NTTコミュニケーションズ(NTT Com)とARAVは11月22日、千葉県に設置した除雪車を宮城県のコックピットから遠隔操作する実証実験を実施した。
豪雪地域における除雪作業員の担い手不足や経験のある作業員の高齢化が課題となっていることを受け、NTT Comでは昨年度、自治体と連携して5G通信で伝送されるカメラ映像を確認しながら除雪車を遠隔操作する実証実験を実施。その結果、将来の自動運転を見据えると、操作の安全性向上と、より詳細な操作データの収集が必要という課題が見えてきたという。
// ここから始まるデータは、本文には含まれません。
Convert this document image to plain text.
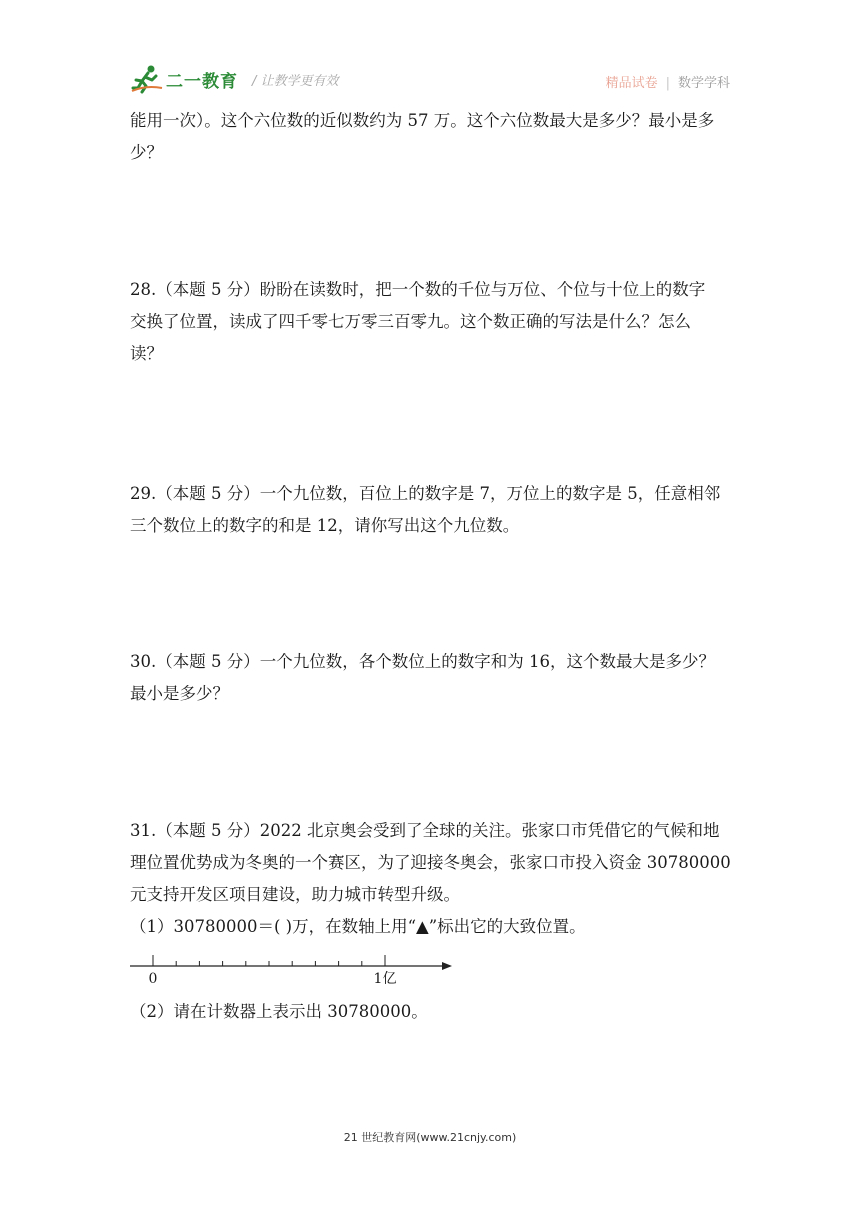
二一教育 / 让教学更有效	精品试卷 | 数学学科

能用一次）。这个六位数的近似数约为 57 万。这个六位数最大是多少？最小是多
少？

28.（本题 5 分）盼盼在读数时，把一个数的千位与万位、个位与十位上的数字
交换了位置，读成了四千零七万零三百零九。这个数正确的写法是什么？怎么
读？

29.（本题 5 分）一个九位数，百位上的数字是 7，万位上的数字是 5，任意相邻
三个数位上的数字的和是 12，请你写出这个九位数。

30.（本题 5 分）一个九位数，各个数位上的数字和为 16，这个数最大是多少？
最小是多少？

31.（本题 5 分）2022 北京奥会受到了全球的关注。张家口市凭借它的气候和地
理位置优势成为冬奥的一个赛区，为了迎接冬奥会，张家口市投入资金 30780000
元支持开发区项目建设，助力城市转型升级。
（1）30780000＝( )万，在数轴上用“▲”标出它的大致位置。

0	1亿

（2）请在计数器上表示出 30780000。

21 世纪教育网(www.21cnjy.com)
今回の実証では、NTT Comの各種ソリューションとARAVの建機遠隔操作システムという新たな組み合わせにより、除雪車の自動運転実現にむけた技術検証を実施。実証実験では、NTTドコモ東北の5Gオープンラボ(宮城県仙台市)コックピットから、直線距離でおよそ400km離れたKOIL MOBILITY FIELD(千葉県・柏の葉スマートシティ)に設置した除雪車のハンドルやアクセルなどを遠隔から操作。
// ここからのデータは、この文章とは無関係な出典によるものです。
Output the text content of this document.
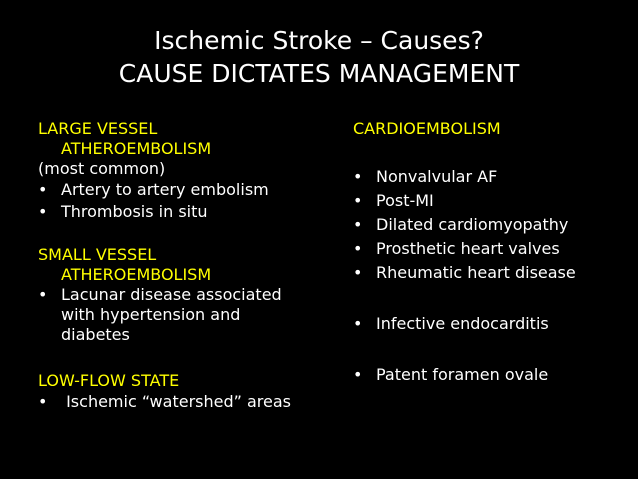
Ischemic Stroke – Causes?
CAUSE DICTATES MANAGEMENT
LARGE VESSEL
ATHEROEMBOLISM
(most common)
• Artery to artery embolism
• Thrombosis in situ
SMALL VESSEL
ATHEROEMBOLISM
• Lacunar disease associated
with hypertension and
diabetes
LOW-FLOW STATE
• Ischemic “watershed” areas
CARDIOEMBOLISM
• Nonvalvular AF
• Post-MI
• Dilated cardiomyopathy
• Prosthetic heart valves
• Rheumatic heart disease
• Infective endocarditis
• Patent foramen ovale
実証実験にあたっては、ソリトンシステムズが開発したZao SDKを使用してモバイル回線に最適化した独自の技術を車両搭載用に小型化した機材へ組み込んで映像伝送。また、インターネットを経由することなく通信処理が可能なサービスdocomo MECを活用して外部からの乗っ取り被害の防止と、高精彩映像のリアルタイムな伝送を可能とした。
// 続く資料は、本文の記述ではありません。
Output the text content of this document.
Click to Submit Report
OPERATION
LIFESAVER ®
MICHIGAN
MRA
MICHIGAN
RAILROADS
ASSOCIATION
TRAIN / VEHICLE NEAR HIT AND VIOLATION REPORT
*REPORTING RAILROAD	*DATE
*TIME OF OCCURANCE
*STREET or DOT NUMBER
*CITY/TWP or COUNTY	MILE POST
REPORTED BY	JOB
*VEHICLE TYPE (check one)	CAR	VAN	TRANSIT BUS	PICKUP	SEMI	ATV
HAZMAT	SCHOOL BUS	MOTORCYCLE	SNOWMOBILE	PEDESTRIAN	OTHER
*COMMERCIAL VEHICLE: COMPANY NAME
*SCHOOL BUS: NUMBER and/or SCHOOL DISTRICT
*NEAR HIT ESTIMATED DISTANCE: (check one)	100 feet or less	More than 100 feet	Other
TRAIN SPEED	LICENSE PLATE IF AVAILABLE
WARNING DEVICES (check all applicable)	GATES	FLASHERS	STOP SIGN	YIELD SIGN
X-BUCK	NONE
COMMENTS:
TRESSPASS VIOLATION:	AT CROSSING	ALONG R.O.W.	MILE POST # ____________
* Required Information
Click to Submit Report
さらに、Mobile GNSSで得たセンチメートル精度の正確な位置情報を使用し、IoT Connect GatewayやThings Cloudを用いて除雪車の位置データや操作データの蓄積および可視化を進め、操作のフィードバックによる操作性向上のみならず、自動運転の実現に向け必要な機械学習用のデータを収集。
NTT ComとARAVは今後、除雪作業のユースケースにおける必要な技術的要素や学習データなどをブラッシュアップしながら自動運転実現に向けて取り組み、除雪分野の課題解決に貢献するとしている。